If people listened exclusively to the cheerleading of Republicans who supported the unpopular tax bill, they would be left with the impression the bill created a cascade of extravagant bonuses and ushered in an era of never-ending job growth.
Yet Macy’s just announced that it is closing five California stores and laying off 5,000 workers nationwide.
Unfortunately, members of Congress do their constituents a disservice by cherry-picking only positive news and pretending there is no bad news at all.
Despite multiple posts on social media about some stores hiring or giving bonuses, Reps. Steve Knight (R-Palmdale) and Mimi Walters (R-Irvine), both of whom voted for the tax bill over the objections of constituents, would like to pretend the following headlines never happened:
- Kimberly-Clark — the maker of Kleenex, Huggies, and many other popular brands — is closing or selling 10 facilities and shedding about 12 percent of its workforce.
- Walmart is closing 63 stores (including two in California), impacting 9,400 employees.
- Carrier engaged in another round of layoffs, impacting more than 200 workers.
Kimberly-Clark specifically referenced the tax bill in a conference call with reporters, noting that its corporate savings will be used to finance the 5,500 layoffs and the closing of 10 plants.
Additionally, both Knight and Walters have heaped praise on Disney, which announced it will give one-time bonuses and set up an education fund totaling $175 million in spending.
While no one would begrudge bonuses from wealthy corporations to employees, economists at the Institute of Taxation and Economic Policy (ITEP) urge caution rather than exuberance.
ITEP notes that Disney will save an estimated $1.2 billion in 2018 alone.

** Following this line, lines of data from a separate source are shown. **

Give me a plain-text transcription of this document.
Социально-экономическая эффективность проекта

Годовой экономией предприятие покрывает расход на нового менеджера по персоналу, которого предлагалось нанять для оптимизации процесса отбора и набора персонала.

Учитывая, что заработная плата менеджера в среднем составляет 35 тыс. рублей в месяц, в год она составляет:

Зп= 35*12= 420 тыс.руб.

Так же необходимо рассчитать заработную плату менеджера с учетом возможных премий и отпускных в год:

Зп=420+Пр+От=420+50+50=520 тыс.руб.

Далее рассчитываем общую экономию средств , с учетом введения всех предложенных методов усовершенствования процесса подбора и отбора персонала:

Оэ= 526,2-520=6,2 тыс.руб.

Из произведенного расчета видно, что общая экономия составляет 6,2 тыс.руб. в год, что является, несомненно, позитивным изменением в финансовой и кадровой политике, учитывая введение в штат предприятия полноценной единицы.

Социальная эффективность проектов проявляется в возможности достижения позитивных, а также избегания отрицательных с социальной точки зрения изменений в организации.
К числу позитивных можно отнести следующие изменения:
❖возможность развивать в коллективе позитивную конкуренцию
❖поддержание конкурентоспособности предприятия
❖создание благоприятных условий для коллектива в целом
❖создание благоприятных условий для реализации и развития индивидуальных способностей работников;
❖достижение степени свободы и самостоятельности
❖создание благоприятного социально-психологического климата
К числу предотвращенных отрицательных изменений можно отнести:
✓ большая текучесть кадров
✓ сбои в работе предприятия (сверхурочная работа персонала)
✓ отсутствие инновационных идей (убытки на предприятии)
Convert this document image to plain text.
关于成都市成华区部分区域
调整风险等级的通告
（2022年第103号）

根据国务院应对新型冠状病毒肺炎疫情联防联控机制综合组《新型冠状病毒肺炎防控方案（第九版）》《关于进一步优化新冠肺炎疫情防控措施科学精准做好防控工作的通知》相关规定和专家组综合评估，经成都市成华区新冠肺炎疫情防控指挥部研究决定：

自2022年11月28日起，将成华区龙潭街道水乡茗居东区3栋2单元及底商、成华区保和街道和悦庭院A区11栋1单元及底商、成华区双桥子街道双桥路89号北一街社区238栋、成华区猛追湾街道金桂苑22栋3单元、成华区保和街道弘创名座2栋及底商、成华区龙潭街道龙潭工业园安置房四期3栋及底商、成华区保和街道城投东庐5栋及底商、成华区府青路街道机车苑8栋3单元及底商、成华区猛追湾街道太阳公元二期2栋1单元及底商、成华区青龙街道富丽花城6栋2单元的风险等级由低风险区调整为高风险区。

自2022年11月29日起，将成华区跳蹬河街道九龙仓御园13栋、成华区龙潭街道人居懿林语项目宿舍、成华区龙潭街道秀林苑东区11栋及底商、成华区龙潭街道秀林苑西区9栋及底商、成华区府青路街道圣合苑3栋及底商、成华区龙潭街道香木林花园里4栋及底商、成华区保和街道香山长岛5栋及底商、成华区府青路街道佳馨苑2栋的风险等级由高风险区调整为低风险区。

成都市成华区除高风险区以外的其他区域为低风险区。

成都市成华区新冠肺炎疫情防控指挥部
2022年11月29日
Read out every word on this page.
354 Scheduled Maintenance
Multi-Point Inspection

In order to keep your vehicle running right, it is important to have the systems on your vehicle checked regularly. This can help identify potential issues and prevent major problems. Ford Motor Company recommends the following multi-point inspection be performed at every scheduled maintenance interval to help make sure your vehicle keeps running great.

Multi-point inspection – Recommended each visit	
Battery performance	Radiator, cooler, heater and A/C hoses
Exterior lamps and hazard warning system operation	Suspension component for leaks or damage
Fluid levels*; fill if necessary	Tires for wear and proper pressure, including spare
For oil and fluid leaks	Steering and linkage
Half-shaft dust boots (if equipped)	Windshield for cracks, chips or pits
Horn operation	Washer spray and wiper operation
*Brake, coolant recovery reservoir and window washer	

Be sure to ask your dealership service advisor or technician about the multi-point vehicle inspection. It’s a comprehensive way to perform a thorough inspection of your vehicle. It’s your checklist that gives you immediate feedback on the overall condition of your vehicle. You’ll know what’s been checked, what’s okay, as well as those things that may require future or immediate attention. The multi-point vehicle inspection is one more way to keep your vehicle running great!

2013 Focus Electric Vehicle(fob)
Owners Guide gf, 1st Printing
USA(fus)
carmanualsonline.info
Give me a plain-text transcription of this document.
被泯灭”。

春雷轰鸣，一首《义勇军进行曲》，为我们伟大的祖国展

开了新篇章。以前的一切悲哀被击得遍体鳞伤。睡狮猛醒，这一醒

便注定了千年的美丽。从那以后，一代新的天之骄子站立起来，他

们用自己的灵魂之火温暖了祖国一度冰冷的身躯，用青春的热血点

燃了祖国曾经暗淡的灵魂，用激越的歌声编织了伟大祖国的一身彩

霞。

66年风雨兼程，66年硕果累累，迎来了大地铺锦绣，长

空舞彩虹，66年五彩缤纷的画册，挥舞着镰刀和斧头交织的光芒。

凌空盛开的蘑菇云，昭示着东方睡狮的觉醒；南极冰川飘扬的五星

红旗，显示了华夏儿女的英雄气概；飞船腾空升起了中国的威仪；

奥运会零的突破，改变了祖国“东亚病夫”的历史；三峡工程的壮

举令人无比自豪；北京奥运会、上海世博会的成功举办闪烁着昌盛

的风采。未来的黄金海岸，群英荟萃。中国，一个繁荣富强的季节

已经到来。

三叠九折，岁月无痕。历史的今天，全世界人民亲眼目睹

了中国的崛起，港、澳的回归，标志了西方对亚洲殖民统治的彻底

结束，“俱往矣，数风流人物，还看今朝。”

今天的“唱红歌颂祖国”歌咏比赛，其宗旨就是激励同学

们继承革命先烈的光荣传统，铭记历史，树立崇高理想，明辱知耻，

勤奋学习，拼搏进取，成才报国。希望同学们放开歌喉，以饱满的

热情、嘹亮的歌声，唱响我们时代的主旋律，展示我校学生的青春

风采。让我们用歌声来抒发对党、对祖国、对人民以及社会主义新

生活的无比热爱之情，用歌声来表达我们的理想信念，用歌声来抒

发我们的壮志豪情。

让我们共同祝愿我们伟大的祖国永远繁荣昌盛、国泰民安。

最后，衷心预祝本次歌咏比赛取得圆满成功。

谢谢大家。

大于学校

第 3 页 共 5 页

That means that Disney is spending roughly 15 percent of their savings on employees, while pocketing the remaining 85 percent. And who knows what will happen in 2019 and beyond.
It is true that a one-time bonus provides some benefit for employees, but it doesn’t immediately follow that Disney and other corporations’ recent action will result in a sustained, resolute corporate effort to permanently increase rank and file workers’ wages in a meaningful way. Most economists agree it will take years before we can measure whether these supply-side tax cuts have had their promised effect. If history is any indication, the wealth will not trickle down. Notably, neither Disney nor other companies that have distributed bonuses has said anything about repeating their bonus largess in years to come.
Knight and Walters are taking advantage of splashy press releases promising temporary benefits to workers, while ignoring the fact that corporate shareholders will pocket the overwhelming portion of any benefits, especially in the years to come.
In fact, economists warned that the tax bill would have a negative impact on California’s economy.
Hyped press releases and one-time bonuses don’t equal long-term sustainable growth shared by all Californians.
And ignoring layoffs that hurt Californians in order to stay on-message about a tax bill people didn’t want in the first place doesn’t lessen the economic hardship faced by many Californians.
Knight and Walters should be honest with their constituents, instead of cheerily spinning half-truths.